Recently Railway.app announced a change to their pricing structure, so I took the opportunity to revamp my flask app that ran on there to chart the stock market. It now uses Chart JS instead of MatPlotLib as the most visible difference from before.

Chart the Stock Market

I also moved the front end code’s reference to sockets.io into the node modules, minified the CSS and made a few other amendments which massively boosted the performance of the site (running locally this gets it a score of 97 for performance on lighthouse).

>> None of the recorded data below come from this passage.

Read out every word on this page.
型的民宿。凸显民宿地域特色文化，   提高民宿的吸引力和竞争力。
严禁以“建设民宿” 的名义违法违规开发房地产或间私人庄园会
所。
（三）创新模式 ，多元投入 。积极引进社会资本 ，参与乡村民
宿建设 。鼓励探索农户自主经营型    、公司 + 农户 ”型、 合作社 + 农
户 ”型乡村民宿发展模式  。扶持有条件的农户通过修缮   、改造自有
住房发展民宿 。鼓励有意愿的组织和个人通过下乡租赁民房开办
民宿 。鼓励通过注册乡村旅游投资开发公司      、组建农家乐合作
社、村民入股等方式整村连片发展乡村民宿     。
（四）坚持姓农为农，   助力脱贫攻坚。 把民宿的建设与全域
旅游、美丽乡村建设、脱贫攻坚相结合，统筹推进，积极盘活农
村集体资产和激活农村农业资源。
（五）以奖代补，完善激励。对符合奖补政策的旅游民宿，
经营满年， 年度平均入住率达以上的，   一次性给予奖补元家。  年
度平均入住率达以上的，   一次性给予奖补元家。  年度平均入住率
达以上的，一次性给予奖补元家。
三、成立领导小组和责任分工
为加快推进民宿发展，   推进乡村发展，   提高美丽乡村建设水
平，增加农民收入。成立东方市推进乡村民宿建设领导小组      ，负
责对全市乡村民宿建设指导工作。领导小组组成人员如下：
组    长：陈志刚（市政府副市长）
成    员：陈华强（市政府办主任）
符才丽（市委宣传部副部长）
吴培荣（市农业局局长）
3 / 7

The site now lives on Render.com, but its URL of stocks.link477.com stays the same.

Knowledge Graphs

On a separate note another project I finished was on Knowledge Graphs. This was part of Semantic Web Technologies and Knowledge Graphs, an optional module at City University which I regretted not having chosen, the specifications of the coursework were available on the internet (and I did go to a few of the lectures and heard about it). So once university was over I had a go at it and my repo is here.

Class Relationships

The best technology from Knowledge Graphs is SPARQL, it is a lot like SQL but the joins are in the where clause. I do like the fact that you can have the entire database in one file which you can read (unlike any SQL variant I’ve used) and I prefer it over NOSQL, but unless it takes off in popularity I cannot see it overtaking SQL or NOSQL.

The modules I chose over SWTKG were Computer Vision and Deep Reinforcement Learning.

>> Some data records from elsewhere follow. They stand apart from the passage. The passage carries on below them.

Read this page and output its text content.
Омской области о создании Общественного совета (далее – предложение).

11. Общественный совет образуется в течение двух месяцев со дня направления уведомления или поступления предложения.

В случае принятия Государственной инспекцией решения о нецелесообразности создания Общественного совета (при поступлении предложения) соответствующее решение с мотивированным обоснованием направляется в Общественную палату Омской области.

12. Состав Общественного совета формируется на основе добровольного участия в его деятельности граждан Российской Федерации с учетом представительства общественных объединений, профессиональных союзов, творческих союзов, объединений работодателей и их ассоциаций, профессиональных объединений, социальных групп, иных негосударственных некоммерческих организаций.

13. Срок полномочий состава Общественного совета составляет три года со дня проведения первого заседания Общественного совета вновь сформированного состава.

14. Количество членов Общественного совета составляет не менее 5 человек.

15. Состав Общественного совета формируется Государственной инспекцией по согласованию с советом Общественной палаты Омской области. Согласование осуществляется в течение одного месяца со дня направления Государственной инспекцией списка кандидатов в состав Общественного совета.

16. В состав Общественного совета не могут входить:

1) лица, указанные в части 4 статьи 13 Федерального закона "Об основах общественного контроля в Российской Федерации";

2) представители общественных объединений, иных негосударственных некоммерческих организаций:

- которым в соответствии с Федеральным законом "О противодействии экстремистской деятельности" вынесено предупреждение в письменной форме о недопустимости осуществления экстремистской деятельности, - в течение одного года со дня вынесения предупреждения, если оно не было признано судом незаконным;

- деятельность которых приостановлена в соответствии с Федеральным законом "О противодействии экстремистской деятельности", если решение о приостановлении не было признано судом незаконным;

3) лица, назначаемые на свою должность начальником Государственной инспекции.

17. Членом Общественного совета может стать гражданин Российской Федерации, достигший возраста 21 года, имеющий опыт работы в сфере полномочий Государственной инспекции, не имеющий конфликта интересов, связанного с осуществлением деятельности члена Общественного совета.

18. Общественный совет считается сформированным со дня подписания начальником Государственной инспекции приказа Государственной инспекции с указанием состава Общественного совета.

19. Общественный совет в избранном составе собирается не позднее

Deep Reinforcement Learning

Deep Reinforcement Learning I would have regretted not taking (though the amount of stress made me regret taking it), it involved making a mini computer game that first a simple bot could try to play and then building various AI agents using Torch that could play a more complicated version of the game implementing various algorithms effectively from the literature (some day I may make a version that is playable by humans).

The game I also implemented more of less from scratch, using only Numpy and MatPlotLib to store the data about the level and display it. Displaying it was important just for debugging purposes, though it can sort of be played though an IPython notebook as that was how I checked the movement, visibility, animations and collision checking.

For checking what an earth the AI was doing I was able to dump the generated images from MatPlotLib into an MP4 file. This was rather helpful as there was only so much you could tell from the blow by blow stats from the game.

I’m not too sure that the AI models I built from scratch were completely correct as the ones from the library were much better (though only once did any model ever win the game).

Finally we had to build a much more complicated AI, but this time we could use a ready made game (I used Space Invaders). The AI basically sat in one place and shot upwards until it died, which I would say was unsporting.

Computer Vision

This one was quite enjoyable, apart from only having about a week to do it as DRL’s coursework had taken over my life. It involved training an AI model to recognise emotions on images, getting a face detector to find faces in the video of our choice (I chose Fantastic Beasts Secrets of Dumbledore’s trailer), send the pictures of those faces to the face detector model in the format required and finally stitch the video back together annotating the faces to show the bounding boxes and the AI’s interpretation of their emotions.